Opinion
Submitted April 26, 2000.
June 12, 2000.
In an action to recover damages for personal injuries, the third-party defendants appeal, as limited by their brief, from so much of an order of the Supreme Court, Nassau County (DiNoto, J.), entered July 12, 1999, as denied their motion for summary judgment dismissing the complaint on the ground that the plaintiff did not sustain a serious injury within the meaning of Insurance Law § 5102(d).
Montfort, Healy, McGuire Salley, Garden City, N.Y. (Donald S. Neumann, Jr., and Kathleen M. Dumont of counsel), for third-party defendants-appellants.
Before: GUY JAMES MANGANO, P.J., FRED T. SANTUCCI, GABRIEL M. KRAUSMAN, ANITA R. FLORIO, ROBERT W. SCHMIDT, JJ.
DECISION ORDER
ORDERED that the order is reversed insofar as appealed from, on the law, with costs, the appellants' motion is granted, and the complaint is dismissed.
The appellants made a prima facie showing that the plaintiff did not sustain a serious injury within the meaning of Insurance Law § 5102(d).
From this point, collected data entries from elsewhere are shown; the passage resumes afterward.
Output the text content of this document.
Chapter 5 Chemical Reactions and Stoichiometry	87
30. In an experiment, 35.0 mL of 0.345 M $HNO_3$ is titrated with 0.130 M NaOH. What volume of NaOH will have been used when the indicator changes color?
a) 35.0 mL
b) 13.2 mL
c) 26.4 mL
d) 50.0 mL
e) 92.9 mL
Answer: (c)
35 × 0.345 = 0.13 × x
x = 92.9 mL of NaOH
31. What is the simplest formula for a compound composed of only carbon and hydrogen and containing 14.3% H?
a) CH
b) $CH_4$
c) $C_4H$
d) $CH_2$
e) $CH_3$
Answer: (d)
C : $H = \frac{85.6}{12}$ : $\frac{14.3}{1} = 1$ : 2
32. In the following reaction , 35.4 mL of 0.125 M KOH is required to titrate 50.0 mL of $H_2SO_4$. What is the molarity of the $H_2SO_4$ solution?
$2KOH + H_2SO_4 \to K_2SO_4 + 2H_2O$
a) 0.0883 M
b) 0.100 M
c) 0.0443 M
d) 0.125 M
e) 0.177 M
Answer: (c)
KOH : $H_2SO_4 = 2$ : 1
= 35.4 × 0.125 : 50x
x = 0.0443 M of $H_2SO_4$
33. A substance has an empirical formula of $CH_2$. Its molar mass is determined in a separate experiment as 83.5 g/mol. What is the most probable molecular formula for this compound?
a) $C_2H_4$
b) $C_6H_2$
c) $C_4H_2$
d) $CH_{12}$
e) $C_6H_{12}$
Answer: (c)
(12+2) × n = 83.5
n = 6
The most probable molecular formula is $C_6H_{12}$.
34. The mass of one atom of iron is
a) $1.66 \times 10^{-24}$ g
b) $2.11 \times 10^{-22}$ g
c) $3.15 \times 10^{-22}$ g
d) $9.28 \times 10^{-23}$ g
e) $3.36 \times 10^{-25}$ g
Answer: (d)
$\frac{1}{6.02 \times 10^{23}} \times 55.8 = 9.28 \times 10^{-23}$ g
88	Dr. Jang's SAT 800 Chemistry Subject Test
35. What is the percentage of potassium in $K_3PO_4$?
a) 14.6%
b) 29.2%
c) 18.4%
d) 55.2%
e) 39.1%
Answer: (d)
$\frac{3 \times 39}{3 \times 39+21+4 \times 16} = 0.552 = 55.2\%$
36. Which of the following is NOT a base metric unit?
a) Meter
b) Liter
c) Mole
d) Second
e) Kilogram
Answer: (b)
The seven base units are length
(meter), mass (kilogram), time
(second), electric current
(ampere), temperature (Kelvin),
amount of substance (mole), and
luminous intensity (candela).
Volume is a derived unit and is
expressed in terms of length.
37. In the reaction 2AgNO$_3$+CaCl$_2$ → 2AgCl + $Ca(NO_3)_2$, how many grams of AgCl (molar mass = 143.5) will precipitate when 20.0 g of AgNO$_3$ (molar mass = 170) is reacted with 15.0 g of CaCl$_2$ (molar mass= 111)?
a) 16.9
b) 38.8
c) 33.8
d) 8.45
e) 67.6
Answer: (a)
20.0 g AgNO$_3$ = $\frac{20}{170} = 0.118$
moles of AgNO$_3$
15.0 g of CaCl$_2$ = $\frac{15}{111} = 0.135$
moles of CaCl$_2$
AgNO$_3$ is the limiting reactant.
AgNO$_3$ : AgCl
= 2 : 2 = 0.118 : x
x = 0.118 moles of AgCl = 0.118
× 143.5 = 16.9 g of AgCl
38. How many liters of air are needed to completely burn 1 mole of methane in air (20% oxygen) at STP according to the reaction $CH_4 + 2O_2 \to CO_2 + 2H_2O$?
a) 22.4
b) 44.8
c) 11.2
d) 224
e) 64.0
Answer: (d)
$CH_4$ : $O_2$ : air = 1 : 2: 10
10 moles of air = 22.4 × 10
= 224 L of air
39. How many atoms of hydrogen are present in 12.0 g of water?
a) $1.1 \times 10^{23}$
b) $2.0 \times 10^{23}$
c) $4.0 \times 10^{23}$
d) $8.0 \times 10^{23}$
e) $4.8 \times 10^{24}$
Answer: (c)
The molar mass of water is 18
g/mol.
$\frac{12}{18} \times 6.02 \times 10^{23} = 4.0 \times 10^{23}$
Thus, it was incumbent on the plaintiff to come forward with admissible evidence to demonstrate a question of fact (see, Gaddy v. Eyler, 79 N.Y.2d 955, 956-957). The plaintiff failed to do so (see, Soto v. Fogg, 255 A.D.2d 502; Friedman v. U-Haul Truck Rental, 216 A.D.2d 266; Phillips v. Costa, 160 A.D.2d 855).